BIME: ceniceros, Podemos y el selfie más cerdo de la historia


Bilbao, año 6 a.c. (después de la crisis). Segundo año del BIME en el BEC: ¿Morir de éxito o incinerarse vivo? Sólo ha sido su segunda edición y ya era imposible ver (o por lo menos disfrutar de) algunas de las bandas debido a las aglomeraciones, el humo del tabaco y las incesantes conversaciones de los que quieren decir que estuvieron ahí pero tienen cero interés en la música. Placebo, The National, Divine Comedy, Mando Diao, Macy Gray… Todos ellos desfilaron por los escenarios de este inmenso edificio (algunos blandiendo cigarros en sus actuaciones) que en su anterior encarnación fuera la inmensa fábrica de Altos Hornos deVizcaya. Hubo de todo, desde metro toda la noche (gracias, Metro Bilbao) hasta reivindicaciones políticas que hacían referencia a Podemos, el selfie más cerdo de la historia o el descubrimiento de que Mando Diao en español significa… I love you???


Mando Diao
The National


A pesar del olor a Lucky Strike, de los incómodos bolsos de las chicas que se te clavan en todas partes y de los precios de la cerveza (¿8-9 euros un katxi en medio de la crisis???) hubo dos reyes de este fin de semana musical: The National y Mando Diao.
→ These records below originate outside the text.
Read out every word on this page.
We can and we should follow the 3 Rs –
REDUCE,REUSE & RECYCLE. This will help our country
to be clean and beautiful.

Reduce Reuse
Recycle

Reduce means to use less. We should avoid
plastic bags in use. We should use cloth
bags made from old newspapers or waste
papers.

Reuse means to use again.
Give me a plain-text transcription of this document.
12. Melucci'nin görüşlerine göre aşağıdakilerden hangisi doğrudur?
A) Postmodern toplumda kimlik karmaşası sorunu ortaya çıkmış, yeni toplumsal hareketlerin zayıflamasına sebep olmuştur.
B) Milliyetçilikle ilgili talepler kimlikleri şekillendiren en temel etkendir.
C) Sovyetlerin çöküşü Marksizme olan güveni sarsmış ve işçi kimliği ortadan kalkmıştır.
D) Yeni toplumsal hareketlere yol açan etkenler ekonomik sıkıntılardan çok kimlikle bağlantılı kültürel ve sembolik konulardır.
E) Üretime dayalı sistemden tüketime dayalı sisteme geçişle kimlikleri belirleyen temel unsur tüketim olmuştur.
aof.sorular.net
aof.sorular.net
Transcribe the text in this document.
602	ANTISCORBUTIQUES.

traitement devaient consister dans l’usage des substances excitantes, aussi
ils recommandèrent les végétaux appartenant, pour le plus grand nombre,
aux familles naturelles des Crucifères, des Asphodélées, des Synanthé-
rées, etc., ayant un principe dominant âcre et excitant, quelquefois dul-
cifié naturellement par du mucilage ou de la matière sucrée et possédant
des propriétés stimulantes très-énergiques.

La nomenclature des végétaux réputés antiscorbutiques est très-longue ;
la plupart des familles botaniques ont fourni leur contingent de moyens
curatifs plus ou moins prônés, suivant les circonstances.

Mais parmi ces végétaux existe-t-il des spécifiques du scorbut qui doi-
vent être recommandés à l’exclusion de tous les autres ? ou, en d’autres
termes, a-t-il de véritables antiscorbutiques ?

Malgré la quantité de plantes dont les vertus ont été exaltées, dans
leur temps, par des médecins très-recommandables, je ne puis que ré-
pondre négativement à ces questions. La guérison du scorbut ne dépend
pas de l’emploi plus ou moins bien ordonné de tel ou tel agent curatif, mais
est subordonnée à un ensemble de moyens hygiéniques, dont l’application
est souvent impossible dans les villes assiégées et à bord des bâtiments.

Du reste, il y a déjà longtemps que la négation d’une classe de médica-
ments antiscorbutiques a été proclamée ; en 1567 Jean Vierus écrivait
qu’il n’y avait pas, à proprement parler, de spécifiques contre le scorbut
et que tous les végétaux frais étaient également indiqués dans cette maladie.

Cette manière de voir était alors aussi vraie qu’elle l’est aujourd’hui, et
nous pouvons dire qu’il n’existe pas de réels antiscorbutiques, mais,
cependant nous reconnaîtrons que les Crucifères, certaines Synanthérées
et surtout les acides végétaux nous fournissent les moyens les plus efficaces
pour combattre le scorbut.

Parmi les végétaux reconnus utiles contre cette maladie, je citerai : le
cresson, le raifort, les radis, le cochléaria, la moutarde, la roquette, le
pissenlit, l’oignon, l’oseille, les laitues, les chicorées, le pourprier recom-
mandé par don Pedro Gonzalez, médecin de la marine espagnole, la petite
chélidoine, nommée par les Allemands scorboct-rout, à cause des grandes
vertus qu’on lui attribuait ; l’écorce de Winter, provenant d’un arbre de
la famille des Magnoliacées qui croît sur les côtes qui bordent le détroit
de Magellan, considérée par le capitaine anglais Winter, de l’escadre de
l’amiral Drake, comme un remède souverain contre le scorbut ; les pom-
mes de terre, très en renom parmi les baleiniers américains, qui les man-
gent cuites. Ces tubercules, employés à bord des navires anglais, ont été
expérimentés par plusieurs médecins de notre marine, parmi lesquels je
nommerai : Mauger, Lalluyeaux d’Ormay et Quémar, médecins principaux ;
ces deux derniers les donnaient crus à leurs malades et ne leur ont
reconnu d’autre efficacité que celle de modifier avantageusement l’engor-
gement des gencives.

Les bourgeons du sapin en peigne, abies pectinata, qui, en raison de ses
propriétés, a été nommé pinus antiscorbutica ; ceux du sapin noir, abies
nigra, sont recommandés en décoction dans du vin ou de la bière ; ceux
Ni siquiera Placebo llegó a arañarles el trono a estas dos bandas que emocionaron, excitaron, maravillaron y sorprendieron. ¿Qué más se les puede pedir?

Macy Gray
Es curioso que en la primera noche, la del viernes, los dos puntos más álgidos estuvieran protagonizados por versiones. Concretamente cuando Macy Gray hizo “Creep” de Radiohead y cuando Placebo se atrevió (con estupendos resultados) con “Running up that hill” de Kate Bush. Es verdad que ambos  tuvieron los mayores éxitos de sus respectivas carreras en los 90 y que todo el mundo estaba esperando que tocasen sus éxitos de aquellas épocas. También es verdad que desbordaron energía y demostraron un saber hacer que sólo da las tablas. Pero ahí quedó eso. La Gray tiene fuerza, es una mujer con garra. Y Placebo todavía suena a Placebo… todo el tiempo. En un momento dado había perdido la noción de cuándo cambiaban de tema porque todo me sonaba exactamente igual… Y eso que hay que apreciar que Brian Molko se esforzase por
Placebo
conectar con el público hablando en español y que el baterista era como una versión tatuada y masculina de una barbie moderna. No sé, quizá fue que la cantidad de gente que lo llenaba todo, su incesante necesidad de moverse de sitio, fumar a dos manos (si no tres) y hablar a gritos durante cualquier canción, me hicieron perder el sentido de la magia. ¿No se suponía que teníamos una ley antitabaco? Espero que para el próximo año pongan ceniceros. O quizá haya un incendio y luego todos nos echaremos las manos a la cabeza: ¿cómo es posible, fumando en un local con miles de personas…? Los organizadores dirán que fueron los servicios de seguridad, los servicios de seguridad que fue el Ayuntamiento, el Ayuntamiento que fue el propietario y el propietario que fueron los asistentes y los muertos los auténticos culpables…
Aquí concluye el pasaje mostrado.